Title: Ai Weiwei: Never Sorry
Release Date: April 16, 2012
Director: Alison Klayman
Production Company: United Expression Media
Summary/Review:

The documentary spends some time with the Chinese artists Ai Weiwei in the years between 2009 and 2011.  While Ai is shown supervising the creation of his sculpture by his assistants and attending the openings of installations in various parts of the world, the crux of this film is his activism.  Events covered include his organizing a team to collect the names and birthdates of school children who died in the collapse of substandard buildings in 2008’s Sichuan Earthquake which eventually total over 5000 names he displays on a wall.  He also is depicted being beaten severely by the police in Chengdu when he went there to testify at a fellow activist’s trial.  The Chinese government shuts down his blog and then demolishes his studios in Shanghai.  But Ai persistently attempts to work through the channels of bureaucracy to find justice, where many others would give up as intended by the system.  His family and fellow artists are interviewed and flashbacks through photographs reflect on his time in the New York City art scene in the 1980s.  Near the conclusion of the film, Ai is arrested and held for 81 days with the final scenes depicting him upon his release.  It’s a powerful film statement and surprising for the material captured on film that the Chinese government wouldn’t want people to see.
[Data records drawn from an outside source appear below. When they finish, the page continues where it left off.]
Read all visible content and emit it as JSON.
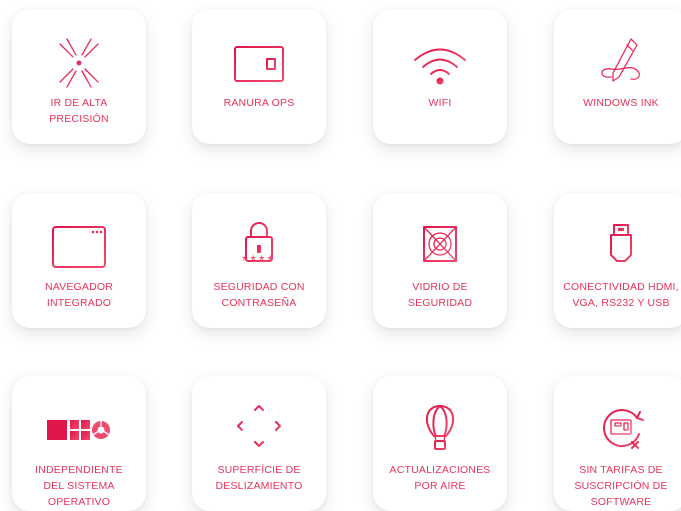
{
  "accent_colors": {
    "start": "#e0174a",
    "end": "#f04a6e"
  },
  "features": [
    {
      "icon": "laser-icon",
      "lines": [
        "IR DE ALTA",
        "PRECISIÓN"
      ]
    },
    {
      "icon": "ops-slot-icon",
      "lines": [
        "RANURA OPS"
      ]
    },
    {
      "icon": "wifi-icon",
      "lines": [
        "WIFI"
      ]
    },
    {
      "icon": "pen-icon",
      "lines": [
        "WINDOWS INK"
      ]
    },
    {
      "icon": "browser-window-icon",
      "lines": [
        "NAVEGADOR",
        "INTEGRADO"
      ]
    },
    {
      "icon": "padlock-password-icon",
      "lines": [
        "SEGURIDAD CON",
        "CONTRASEÑA"
      ],
      "password_mask": "****"
    },
    {
      "icon": "safety-glass-icon",
      "lines": [
        "VIDRIO DE",
        "SEGURIDAD"
      ]
    },
    {
      "icon": "hdmi-connector-icon",
      "lines": [
        "CONECTIVIDAD HDMI,",
        "VGA, RS232 Y USB"
      ]
    },
    {
      "icon": "os-logos-icon",
      "lines": [
        "INDEPENDIENTE",
        "DEL SISTEMA",
        "OPERATIVO"
      ]
    },
    {
      "icon": "swipe-arrows-icon",
      "lines": [
        "SUPERFÍCIE DE",
        "DESLIZAMIENTO"
      ]
    },
    {
      "icon": "hot-air-balloon-icon",
      "lines": [
        "ACTUALIZACIONES",
        "POR AIRE"
      ]
    },
    {
      "icon": "no-subscription-icon",
      "lines": [
        "SIN TARIFAS DE",
        "SUSCRIPCIÓN DE",
        "SOFTWARE"
      ]
    }
  ]
}
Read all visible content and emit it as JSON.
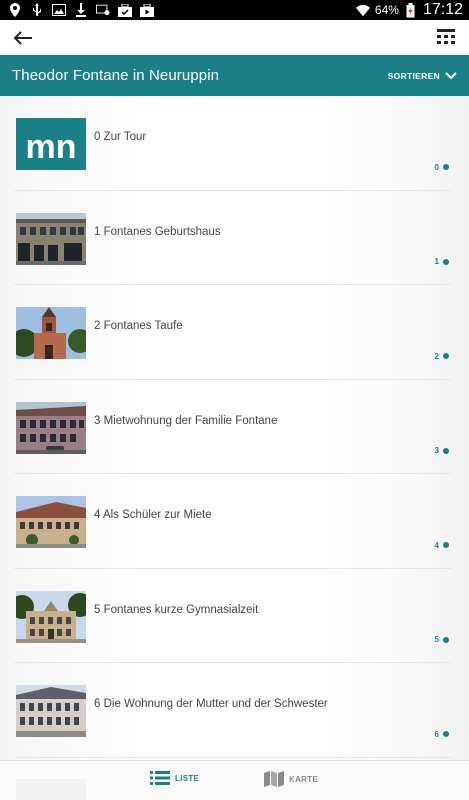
{
  "status_bar": {
    "battery_percent": "64%",
    "time": "17:12",
    "icons": [
      "location-icon",
      "usb-icon",
      "image-icon",
      "download-icon",
      "cast-icon",
      "briefcase-check-icon",
      "briefcase-play-icon",
      "wifi-icon",
      "battery-icon"
    ]
  },
  "toolbar": {
    "back_icon": "arrow-left-icon",
    "filter_icon": "filter-grid-icon"
  },
  "header": {
    "title": "Theodor Fontane in Neuruppin",
    "sort_label": "SORTIEREN"
  },
  "list": {
    "items": [
      {
        "title": "0 Zur Tour",
        "count": "0",
        "thumb": "mn-logo"
      },
      {
        "title": "1 Fontanes Geburtshaus",
        "count": "1",
        "thumb": "building-photo"
      },
      {
        "title": "2 Fontanes Taufe",
        "count": "2",
        "thumb": "church-photo"
      },
      {
        "title": "3 Mietwohnung der Familie Fontane",
        "count": "3",
        "thumb": "building-photo"
      },
      {
        "title": "4 Als Schüler zur Miete",
        "count": "4",
        "thumb": "building-photo"
      },
      {
        "title": "5 Fontanes kurze Gymnasialzeit",
        "count": "5",
        "thumb": "school-photo"
      },
      {
        "title": "6 Die Wohnung der Mutter und der Schwester",
        "count": "6",
        "thumb": "building-photo"
      }
    ]
  },
  "thumbnail_logo": {
    "text": "mn"
  },
  "bottom_nav": {
    "list_label": "LISTE",
    "map_label": "KARTE"
  },
  "colors": {
    "accent": "#1a7f87",
    "header_bg": "#1a7f87",
    "status_bar": "#000000"
  }
}
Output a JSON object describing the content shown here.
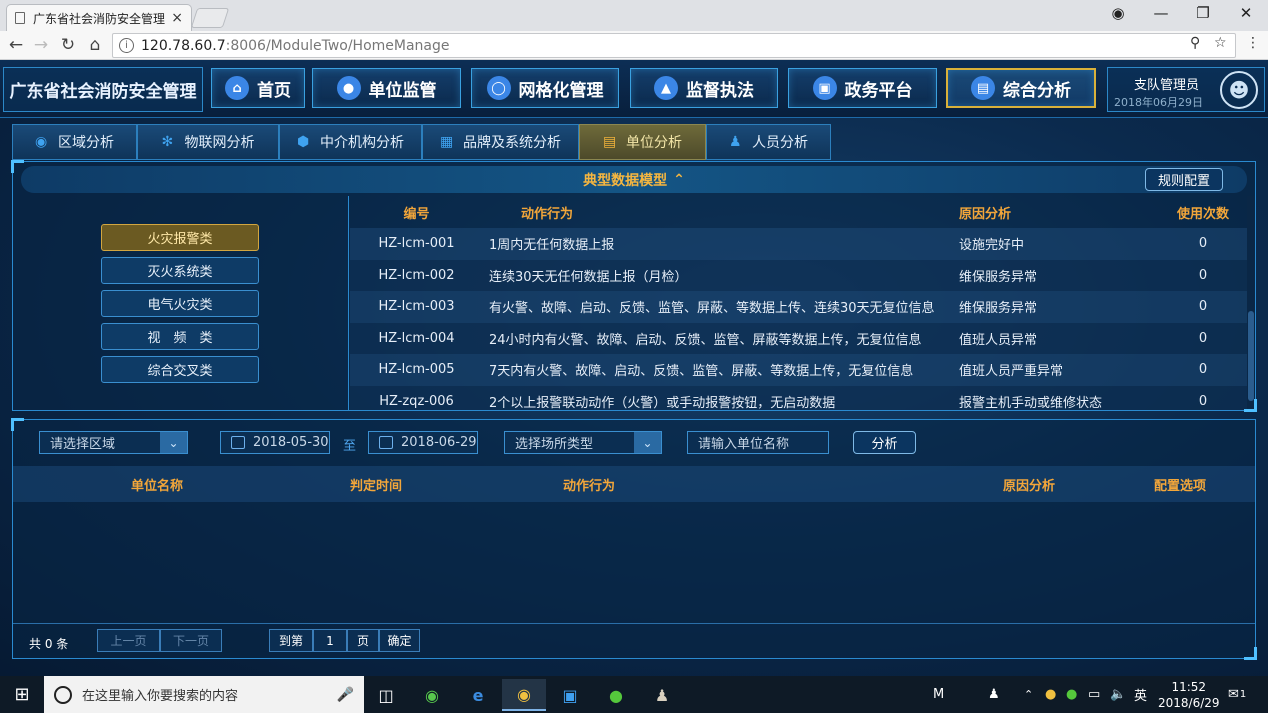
{
  "browser": {
    "tab_title": "广东省社会消防安全管理",
    "tab_close": "×",
    "url_host": "120.78.60.7",
    "url_path": ":8006/ModuleTwo/HomeManage"
  },
  "header": {
    "brand": "广东省社会消防安全管理",
    "nav": [
      {
        "label": "首页",
        "icon": "home-icon"
      },
      {
        "label": "单位监管",
        "icon": "users-icon"
      },
      {
        "label": "网格化管理",
        "icon": "grid-globe-icon"
      },
      {
        "label": "监督执法",
        "icon": "police-cap-icon"
      },
      {
        "label": "政务平台",
        "icon": "screen-icon"
      },
      {
        "label": "综合分析",
        "icon": "chart-icon",
        "active": true
      }
    ],
    "user_name": "支队管理员",
    "user_date": "2018年06月29日"
  },
  "subtabs": [
    {
      "label": "区域分析",
      "icon": "location-pin-icon"
    },
    {
      "label": "物联网分析",
      "icon": "network-icon"
    },
    {
      "label": "中介机构分析",
      "icon": "cube-icon"
    },
    {
      "label": "品牌及系统分析",
      "icon": "calendar-icon"
    },
    {
      "label": "单位分析",
      "icon": "building-icon",
      "active": true
    },
    {
      "label": "人员分析",
      "icon": "people-icon"
    }
  ],
  "model_panel": {
    "title": "典型数据模型",
    "rule_button": "规则配置",
    "categories": [
      {
        "label": "火灾报警类",
        "active": true
      },
      {
        "label": "灭火系统类"
      },
      {
        "label": "电气火灾类"
      },
      {
        "label": "视　频　类"
      },
      {
        "label": "综合交叉类"
      }
    ],
    "columns": [
      "编号",
      "动作行为",
      "原因分析",
      "使用次数"
    ],
    "rows": [
      {
        "id": "HZ-lcm-001",
        "action": "1周内无任何数据上报",
        "reason": "设施完好中",
        "count": "0"
      },
      {
        "id": "HZ-lcm-002",
        "action": "连续30天无任何数据上报（月检）",
        "reason": "维保服务异常",
        "count": "0"
      },
      {
        "id": "HZ-lcm-003",
        "action": "有火警、故障、启动、反馈、监管、屏蔽、等数据上传、连续30天无复位信息",
        "reason": "维保服务异常",
        "count": "0"
      },
      {
        "id": "HZ-lcm-004",
        "action": "24小时内有火警、故障、启动、反馈、监管、屏蔽等数据上传，无复位信息",
        "reason": "值班人员异常",
        "count": "0"
      },
      {
        "id": "HZ-lcm-005",
        "action": "7天内有火警、故障、启动、反馈、监管、屏蔽、等数据上传，无复位信息",
        "reason": "值班人员严重异常",
        "count": "0"
      },
      {
        "id": "HZ-zqz-006",
        "action": "2个以上报警联动动作（火警）或手动报警按钮，无启动数据",
        "reason": "报警主机手动或维修状态",
        "count": "0"
      }
    ]
  },
  "filter": {
    "region_placeholder": "请选择区域",
    "date_from": "2018-05-30",
    "to_label": "至",
    "date_to": "2018-06-29",
    "venue_placeholder": "选择场所类型",
    "unit_placeholder": "请输入单位名称",
    "analyze_button": "分析"
  },
  "result_table": {
    "columns": [
      "单位名称",
      "判定时间",
      "动作行为",
      "原因分析",
      "配置选项"
    ]
  },
  "pagination": {
    "total": "共 0 条",
    "prev": "上一页",
    "next": "下一页",
    "goto": "到第",
    "page_value": "1",
    "page_unit": "页",
    "confirm": "确定"
  },
  "taskbar": {
    "search_placeholder": "在这里输入你要搜索的内容",
    "ime_m": "M",
    "lang": "英",
    "time": "11:52",
    "date": "2018/6/29",
    "notif_count": "1"
  }
}
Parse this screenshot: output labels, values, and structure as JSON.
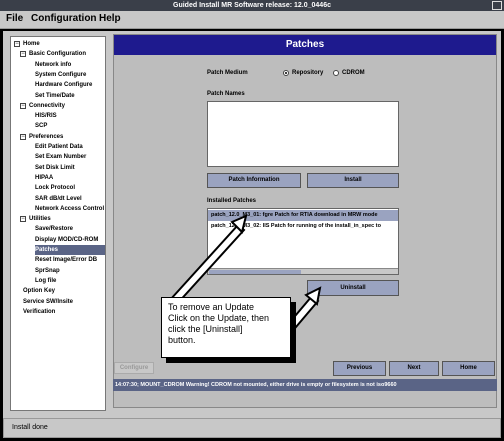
{
  "window": {
    "title": "Guided Install  MR Software release: 12.0_0446c"
  },
  "menu": {
    "file": "File",
    "configuration": "Configuration",
    "help": "Help"
  },
  "tree": {
    "items": [
      {
        "label": "Home",
        "level": 0
      },
      {
        "label": "Basic Configuration",
        "level": 1
      },
      {
        "label": "Network info",
        "level": 2
      },
      {
        "label": "System Configure",
        "level": 2
      },
      {
        "label": "Hardware Configure",
        "level": 2
      },
      {
        "label": "Set Time/Date",
        "level": 2
      },
      {
        "label": "Connectivity",
        "level": 1
      },
      {
        "label": "HIS/RIS",
        "level": 2
      },
      {
        "label": "SCP",
        "level": 2
      },
      {
        "label": "Preferences",
        "level": 1
      },
      {
        "label": "Edit Patient Data",
        "level": 2
      },
      {
        "label": "Set Exam Number",
        "level": 2
      },
      {
        "label": "Set Disk Limit",
        "level": 2
      },
      {
        "label": "HIPAA",
        "level": 2
      },
      {
        "label": "Lock Protocol",
        "level": 2
      },
      {
        "label": "SAR dB/dt Level",
        "level": 2
      },
      {
        "label": "Network Access Control",
        "level": 2
      },
      {
        "label": "Utilities",
        "level": 1
      },
      {
        "label": "Save/Restore",
        "level": 2
      },
      {
        "label": "Display MOD/CD-ROM",
        "level": 2
      },
      {
        "label": "Patches",
        "level": 2,
        "selected": true
      },
      {
        "label": "Reset Image/Error DB",
        "level": 2
      },
      {
        "label": "SprSnap",
        "level": 2
      },
      {
        "label": "Log file",
        "level": 2
      },
      {
        "label": "Option Key",
        "level": 0
      },
      {
        "label": "Service SW/Insite",
        "level": 0
      },
      {
        "label": "Verification",
        "level": 0
      }
    ]
  },
  "main": {
    "title": "Patches",
    "patch_medium_label": "Patch Medium",
    "radio_repository": "Repository",
    "radio_cdrom": "CDROM",
    "patch_names_label": "Patch Names",
    "btn_patch_information": "Patch Information",
    "btn_install": "Install",
    "installed_patches_label": "Installed Patches",
    "installed": [
      {
        "text": "patch_12.0_M3_01: fgre Patch for RTIA download in MRW mode",
        "selected": true
      },
      {
        "text": "patch_12.0_M3_02: IIS Patch for running of the install_in_spec to",
        "selected": false
      }
    ],
    "btn_uninstall": "Uninstall",
    "btn_configure": "Configure",
    "btn_previous": "Previous",
    "btn_next": "Next",
    "btn_home": "Home",
    "message": "14:07:30; MOUNT_CDROM  Warning!  CDROM not mounted, either drive is empty or filesystem is not iso9660"
  },
  "callout": {
    "line1": "To remove an Update",
    "line2": "Click on the Update, then",
    "line3": "click the [Uninstall]",
    "line4": "button."
  },
  "status": {
    "text": "Install done"
  }
}
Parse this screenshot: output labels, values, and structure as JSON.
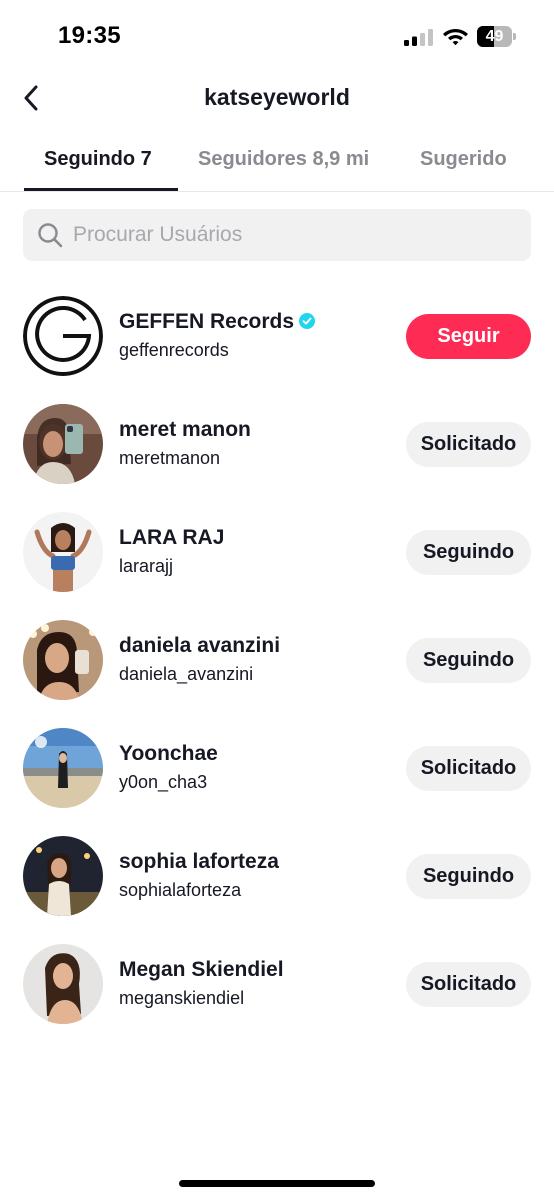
{
  "status_bar": {
    "time": "19:35",
    "battery": "49",
    "battery_level": 0.49
  },
  "header": {
    "title": "katseyeworld",
    "back_icon": "chevron-left-icon"
  },
  "tabs": [
    {
      "label": "Seguindo 7",
      "active": true
    },
    {
      "label": "Seguidores 8,9 mi",
      "active": false
    },
    {
      "label": "Sugerido",
      "active": false
    }
  ],
  "search": {
    "placeholder": "Procurar Usuários",
    "value": ""
  },
  "users": [
    {
      "name": "GEFFEN Records",
      "handle": "geffenrecords",
      "verified": true,
      "button": "Seguir",
      "button_style": "primary"
    },
    {
      "name": "meret manon",
      "handle": "meretmanon",
      "verified": false,
      "button": "Solicitado",
      "button_style": "secondary"
    },
    {
      "name": "LARA RAJ",
      "handle": "lararajj",
      "verified": false,
      "button": "Seguindo",
      "button_style": "secondary"
    },
    {
      "name": "daniela avanzini",
      "handle": "daniela_avanzini",
      "verified": false,
      "button": "Seguindo",
      "button_style": "secondary"
    },
    {
      "name": "Yoonchae",
      "handle": "y0on_cha3",
      "verified": false,
      "button": "Solicitado",
      "button_style": "secondary"
    },
    {
      "name": "sophia laforteza",
      "handle": "sophialaforteza",
      "verified": false,
      "button": "Seguindo",
      "button_style": "secondary"
    },
    {
      "name": "Megan Skiendiel",
      "handle": "meganskiendiel",
      "verified": false,
      "button": "Solicitado",
      "button_style": "secondary"
    }
  ],
  "colors": {
    "primary_button": "#fe2c55",
    "secondary_button": "#f1f1f2",
    "verified_badge": "#20d5ec",
    "text": "#161823",
    "muted_text": "#8a8b91"
  }
}
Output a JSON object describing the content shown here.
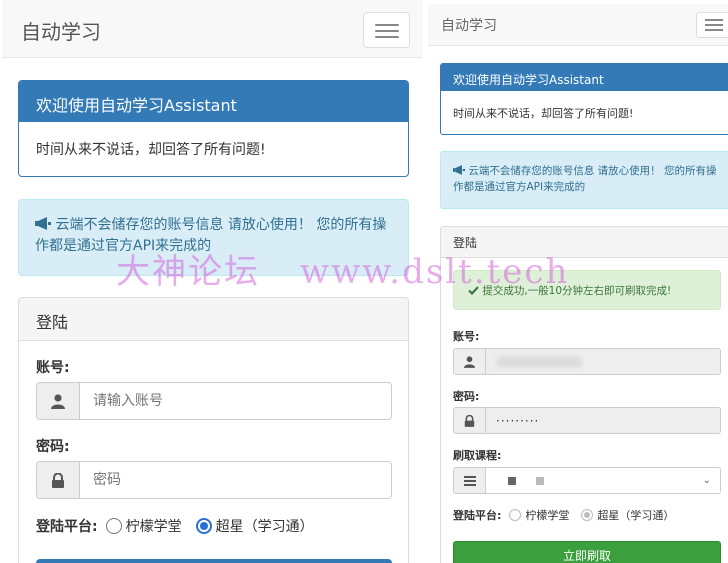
{
  "left": {
    "navbar": {
      "brand": "自动学习"
    },
    "welcome": {
      "title": "欢迎使用自动学习Assistant",
      "body": "时间从来不说话，却回答了所有问题!"
    },
    "notice": {
      "text": "云端不会储存您的账号信息 请放心使用！ 您的所有操作都是通过官方API来完成的"
    },
    "login": {
      "title": "登陆",
      "account_label": "账号:",
      "account_placeholder": "请输入账号",
      "password_label": "密码:",
      "password_placeholder": "密码",
      "platform_label": "登陆平台:",
      "platform_options": [
        "柠檬学堂",
        "超星（学习通）"
      ],
      "platform_selected": "超星（学习通）"
    }
  },
  "right": {
    "navbar": {
      "brand": "自动学习"
    },
    "welcome": {
      "title": "欢迎使用自动学习Assistant",
      "body": "时间从来不说话，却回答了所有问题!"
    },
    "notice": {
      "text": "云端不会储存您的账号信息 请放心使用！ 您的所有操作都是通过官方API来完成的"
    },
    "login": {
      "title": "登陆",
      "success": "提交成功,一般10分钟左右即可刷取完成!",
      "account_label": "账号:",
      "password_label": "密码:",
      "password_value": "·········",
      "course_label": "刷取课程:",
      "platform_label": "登陆平台:",
      "platform_options": [
        "柠檬学堂",
        "超星（学习通）"
      ],
      "submit_label": "立即刷取"
    }
  },
  "watermark": {
    "part1": "大神论坛",
    "part2": "www.dslt.tech"
  },
  "colors": {
    "primary": "#337ab7",
    "info_bg": "#d9edf7",
    "info_text": "#31708f",
    "success_bg": "#dff0d8",
    "success_text": "#3c763d",
    "button_success": "#3c9f3e"
  }
}
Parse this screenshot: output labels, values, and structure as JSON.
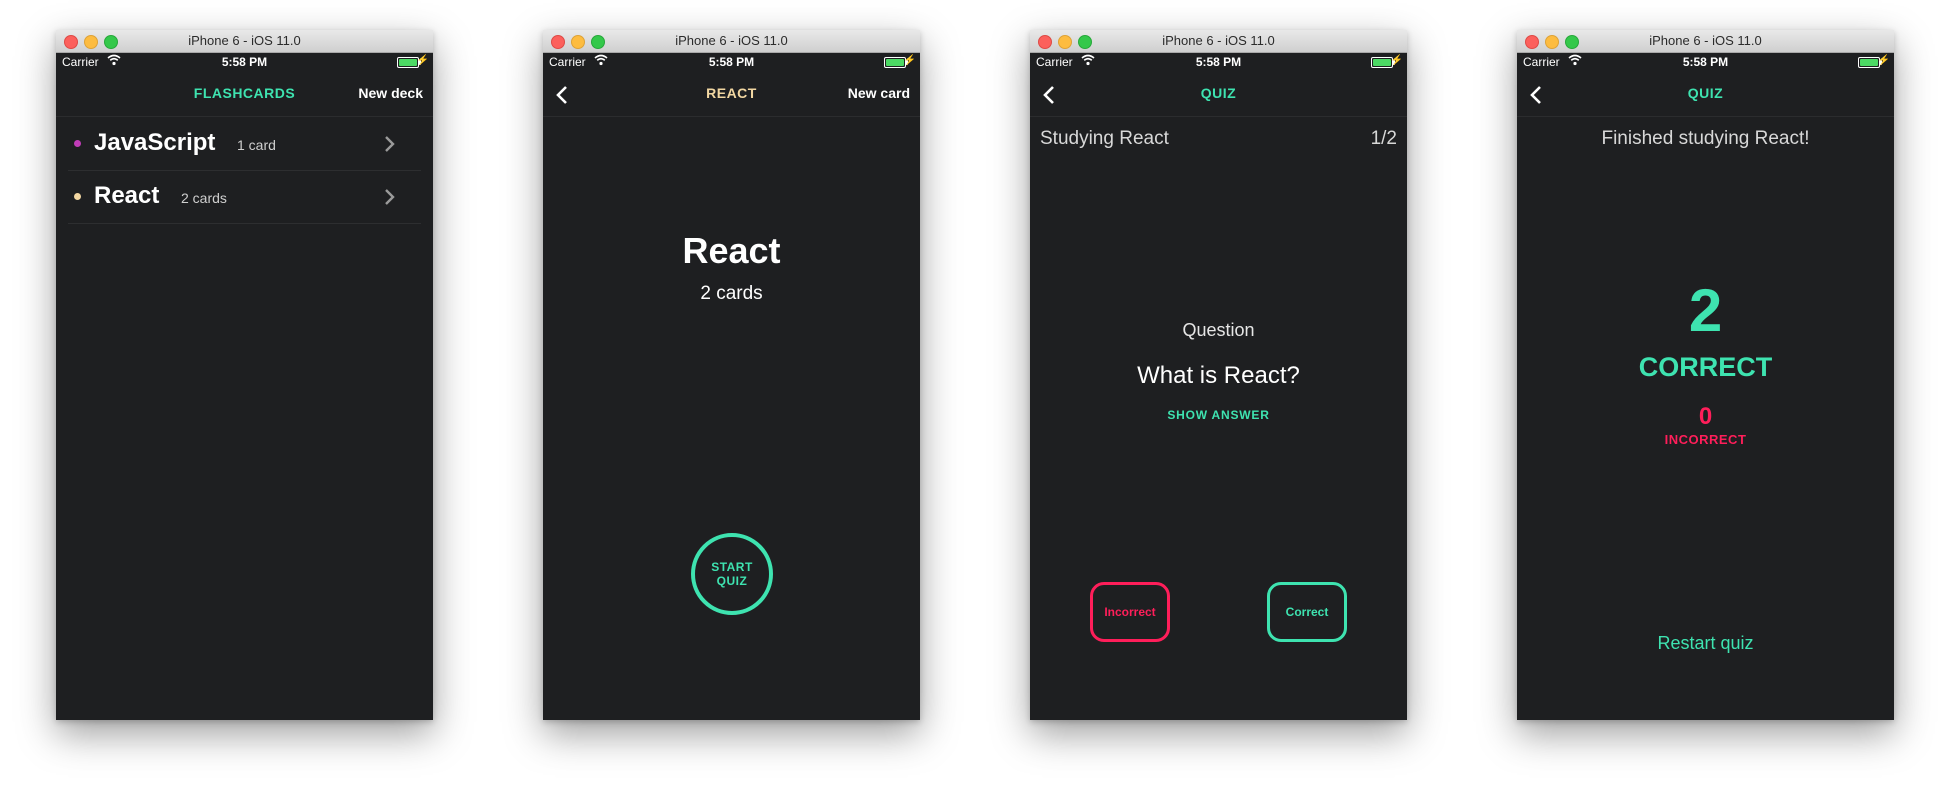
{
  "simulator_title": "iPhone 6 - iOS 11.0",
  "status": {
    "carrier": "Carrier",
    "time": "5:58 PM"
  },
  "colors": {
    "accent": "#3ee3b0",
    "react": "#f2d7a2",
    "error": "#ff1e5a",
    "bg": "#1e1f21",
    "javascript": "#c13cb8"
  },
  "screen1": {
    "title": "FLASHCARDS",
    "right_action": "New deck",
    "decks": [
      {
        "name": "JavaScript",
        "count": "1 card",
        "dot_color": "#c13cb8"
      },
      {
        "name": "React",
        "count": "2 cards",
        "dot_color": "#f2d7a2"
      }
    ]
  },
  "screen2": {
    "title": "REACT",
    "right_action": "New card",
    "deck_name": "React",
    "deck_count": "2 cards",
    "start_line1": "START",
    "start_line2": "QUIZ"
  },
  "screen3": {
    "title": "QUIZ",
    "studying": "Studying React",
    "progress": "1/2",
    "label": "Question",
    "question": "What is React?",
    "show_answer": "SHOW ANSWER",
    "incorrect_btn": "Incorrect",
    "correct_btn": "Correct"
  },
  "screen4": {
    "title": "QUIZ",
    "finished": "Finished studying React!",
    "correct_count": "2",
    "correct_label": "CORRECT",
    "incorrect_count": "0",
    "incorrect_label": "INCORRECT",
    "restart": "Restart quiz"
  }
}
What Can One Learn From Watching This Documentary: This film shows a good example of the role the artist can play as an activist. Ai Weiwei challenges the government’s lack of transparency through provocation and creates art to memorialize the  children lost in the collapsed schools who would otherwise be anonymous.
If You Like This You Might Also Want To …: See some of my photos from Megacities Asia exhibit at the Museum of Fine Arts, which includes some works by Ai Weiwei.